If someone were to write a poem about you…
Ah, this would depend so much on who was writing the poem! My younger son is autistic with severe learning disability: what kind of poem would he write? Perhaps it would be about me teaching him how to make a cup of tea. Someone else might focus on my wanderlust. Or on how a confused child of Catholic convert parents has been, in turn, a free-ranging protestant (small “p”), an apprentice Buddhist and, latterly, an agnostic with a deep distrust of most organized religion. I think I’ll just say: I hope that I never inspire a revenge poem. All else, gratefully acknowledged!
What are you currently working on?
I very much hope that my second full collection will see the light of day in 2013. At present, I am deep into working on my third collection. At the heart of it is the whole business of transience: travel, migration (both animal and human), how fruit ripens, how it rots, how the living relate to the dead. There is a fair bit of archaeology in it. Inside me is an archaeologist trying to get out. . .Or an archivist. I love the work of archaeologists and archivists. . .it is so important, they really are unsung heroes.
My preoccupation with trauma continues. I think I’ll soon be writing more about shell shock/war neurosis/combat stress. Who was it who said, “In war, there are no unwounded soldiers”? . . And I have recently been writing a longish poem about Liverpool, focussing on how Victorian Liverpool nudges the Liverpool of today and finds echoes there. Also two longish poems about specific places in Prague. I’m very interested in cities as palimpsests, places of layers and of incongruity, the magnificent alongside the horrific, elegance in close proximity to squalor. (Note to self: read “Cities” by Elaine Feinstein.) I have really enjoyed writing these longer poems. . .and intend to write more.
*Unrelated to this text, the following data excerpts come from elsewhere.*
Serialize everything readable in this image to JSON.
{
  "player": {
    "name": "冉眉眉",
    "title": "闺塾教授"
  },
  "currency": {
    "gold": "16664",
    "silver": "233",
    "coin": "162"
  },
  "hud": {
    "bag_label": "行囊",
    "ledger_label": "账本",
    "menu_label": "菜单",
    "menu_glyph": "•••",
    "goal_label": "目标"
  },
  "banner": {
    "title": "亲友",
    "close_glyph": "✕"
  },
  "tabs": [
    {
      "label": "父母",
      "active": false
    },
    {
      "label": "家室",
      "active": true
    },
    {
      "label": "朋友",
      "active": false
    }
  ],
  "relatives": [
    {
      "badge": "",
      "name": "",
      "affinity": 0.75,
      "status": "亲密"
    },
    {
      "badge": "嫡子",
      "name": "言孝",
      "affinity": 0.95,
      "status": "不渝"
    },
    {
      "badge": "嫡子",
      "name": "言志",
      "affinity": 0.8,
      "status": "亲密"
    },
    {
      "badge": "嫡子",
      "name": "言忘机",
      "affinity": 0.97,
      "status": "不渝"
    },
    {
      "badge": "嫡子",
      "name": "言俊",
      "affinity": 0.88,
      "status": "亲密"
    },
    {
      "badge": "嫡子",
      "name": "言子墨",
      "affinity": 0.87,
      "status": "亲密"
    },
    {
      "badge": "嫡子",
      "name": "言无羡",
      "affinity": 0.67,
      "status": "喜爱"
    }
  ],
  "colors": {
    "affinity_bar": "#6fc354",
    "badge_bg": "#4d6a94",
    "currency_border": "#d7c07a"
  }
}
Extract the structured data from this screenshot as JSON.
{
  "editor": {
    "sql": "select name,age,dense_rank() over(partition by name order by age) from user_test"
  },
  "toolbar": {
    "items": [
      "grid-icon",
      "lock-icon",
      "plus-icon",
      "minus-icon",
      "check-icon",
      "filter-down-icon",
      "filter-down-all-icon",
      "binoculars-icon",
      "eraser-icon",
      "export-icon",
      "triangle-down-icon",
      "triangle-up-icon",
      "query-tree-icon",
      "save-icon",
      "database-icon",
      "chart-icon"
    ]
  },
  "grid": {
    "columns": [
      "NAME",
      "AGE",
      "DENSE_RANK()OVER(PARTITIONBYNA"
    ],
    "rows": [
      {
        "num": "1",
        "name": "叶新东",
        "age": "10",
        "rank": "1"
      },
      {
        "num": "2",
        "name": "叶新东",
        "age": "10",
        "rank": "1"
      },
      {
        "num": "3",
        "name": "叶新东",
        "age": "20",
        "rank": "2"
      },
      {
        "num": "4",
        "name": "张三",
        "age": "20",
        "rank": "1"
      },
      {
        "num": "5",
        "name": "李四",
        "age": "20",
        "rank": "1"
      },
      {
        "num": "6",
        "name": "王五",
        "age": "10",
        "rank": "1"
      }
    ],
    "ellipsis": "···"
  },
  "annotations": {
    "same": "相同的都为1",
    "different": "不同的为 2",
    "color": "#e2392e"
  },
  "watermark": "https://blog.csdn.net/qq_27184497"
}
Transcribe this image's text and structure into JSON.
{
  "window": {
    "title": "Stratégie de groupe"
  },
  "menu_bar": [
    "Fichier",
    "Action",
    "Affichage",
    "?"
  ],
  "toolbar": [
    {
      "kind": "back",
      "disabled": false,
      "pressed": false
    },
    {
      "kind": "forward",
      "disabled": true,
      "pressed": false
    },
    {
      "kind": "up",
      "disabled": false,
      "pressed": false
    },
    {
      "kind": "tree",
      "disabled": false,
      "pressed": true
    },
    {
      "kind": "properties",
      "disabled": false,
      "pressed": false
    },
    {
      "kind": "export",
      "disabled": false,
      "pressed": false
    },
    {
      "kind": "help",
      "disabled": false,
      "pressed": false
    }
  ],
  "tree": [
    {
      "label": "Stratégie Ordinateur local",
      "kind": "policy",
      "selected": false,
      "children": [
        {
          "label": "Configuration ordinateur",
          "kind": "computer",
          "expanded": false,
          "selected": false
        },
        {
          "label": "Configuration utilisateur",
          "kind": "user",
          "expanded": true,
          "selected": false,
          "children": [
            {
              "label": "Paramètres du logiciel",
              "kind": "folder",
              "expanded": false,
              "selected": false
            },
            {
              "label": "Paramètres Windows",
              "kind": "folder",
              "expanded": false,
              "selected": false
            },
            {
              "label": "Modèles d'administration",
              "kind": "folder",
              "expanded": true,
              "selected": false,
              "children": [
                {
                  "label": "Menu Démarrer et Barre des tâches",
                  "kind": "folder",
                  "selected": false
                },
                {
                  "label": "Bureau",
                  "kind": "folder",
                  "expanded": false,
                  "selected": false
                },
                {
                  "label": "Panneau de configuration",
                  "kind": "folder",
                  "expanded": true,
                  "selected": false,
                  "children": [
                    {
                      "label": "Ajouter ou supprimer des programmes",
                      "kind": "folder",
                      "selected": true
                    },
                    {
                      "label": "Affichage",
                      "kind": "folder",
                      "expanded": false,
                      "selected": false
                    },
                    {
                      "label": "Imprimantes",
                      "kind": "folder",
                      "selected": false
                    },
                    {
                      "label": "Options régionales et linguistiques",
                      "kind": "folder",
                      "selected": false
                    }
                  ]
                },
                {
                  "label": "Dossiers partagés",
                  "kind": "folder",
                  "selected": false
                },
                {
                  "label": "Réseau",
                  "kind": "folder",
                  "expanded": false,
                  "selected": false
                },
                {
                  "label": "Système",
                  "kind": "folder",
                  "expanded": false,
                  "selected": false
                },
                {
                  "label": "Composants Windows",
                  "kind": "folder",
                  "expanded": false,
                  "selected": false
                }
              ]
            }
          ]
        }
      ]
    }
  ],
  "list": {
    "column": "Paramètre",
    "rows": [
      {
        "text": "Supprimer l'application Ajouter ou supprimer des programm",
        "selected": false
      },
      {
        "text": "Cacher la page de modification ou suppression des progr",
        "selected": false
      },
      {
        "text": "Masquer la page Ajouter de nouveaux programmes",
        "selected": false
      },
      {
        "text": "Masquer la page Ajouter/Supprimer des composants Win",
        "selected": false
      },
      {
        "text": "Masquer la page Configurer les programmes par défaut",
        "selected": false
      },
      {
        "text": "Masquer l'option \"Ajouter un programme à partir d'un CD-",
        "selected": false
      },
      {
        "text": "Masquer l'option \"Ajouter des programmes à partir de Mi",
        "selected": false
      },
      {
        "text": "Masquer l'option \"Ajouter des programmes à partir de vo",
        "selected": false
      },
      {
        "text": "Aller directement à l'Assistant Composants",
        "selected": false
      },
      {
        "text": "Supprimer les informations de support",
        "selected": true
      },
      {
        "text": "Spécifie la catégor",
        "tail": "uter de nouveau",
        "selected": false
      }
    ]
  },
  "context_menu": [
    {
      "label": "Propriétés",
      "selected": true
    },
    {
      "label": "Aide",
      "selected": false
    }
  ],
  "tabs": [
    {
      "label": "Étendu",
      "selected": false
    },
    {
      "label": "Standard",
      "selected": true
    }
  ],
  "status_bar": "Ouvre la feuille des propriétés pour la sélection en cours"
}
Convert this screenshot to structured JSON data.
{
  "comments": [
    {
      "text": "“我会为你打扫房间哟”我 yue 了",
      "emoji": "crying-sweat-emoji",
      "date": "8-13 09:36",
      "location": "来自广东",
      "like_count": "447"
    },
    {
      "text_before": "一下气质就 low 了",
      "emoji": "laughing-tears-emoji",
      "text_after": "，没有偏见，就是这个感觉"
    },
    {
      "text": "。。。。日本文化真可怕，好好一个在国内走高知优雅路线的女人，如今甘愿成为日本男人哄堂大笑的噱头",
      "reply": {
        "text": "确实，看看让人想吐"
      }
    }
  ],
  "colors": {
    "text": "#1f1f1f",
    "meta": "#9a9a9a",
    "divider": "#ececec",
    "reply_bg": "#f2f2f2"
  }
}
What advice would you give to an aspiring poet?
Everyone says this but I’ll echo it: read a lot. Read all sorts of poetry, especially lots of contemporary stuff. (Keats, Shelley, etc. are wonderful but you can’t learn from them how 21-st century people write, any more than you can learn from them how to talk. When Keats and Shelley were writing, they were modern.) Also read lots of things that are not poetry.
Go to workshops if you can but don’t presume that workshops can teach you everything.
Be prepared to write a lot of rubbish. If you tell yourself that each poem you write has to be great, you are setting yourself up for failure. . .and paralysis. All the most well-known poets past and present have written rubbish. . .over time, you tend to get a feeling for when something is good and when it is not, and when something can be reasonably improved.
Don’t write about something/anything that only vaguely interests you. Why would a reader want to read about something that even the poet can’t get enthusiastic about? Rather: what do you find yourself thinking about a lot? dreaming about? What keeps you awake at night? What do you find yourself discussing in great detail with friends? A lot of bad poems are vague because the poets are not sufficiently engaged with the subject-matter.
Draft. Re-draft. Re-draft again. If you find other poets who are 1) friendly and also 2) capable of offering constructive criticism, share your work with them. And pay theirs the same compliment.
Encourage other people who are writing; encouragement is not on ration. The suffering artist (or is that artiste?) languishing in his/her garret is a myth.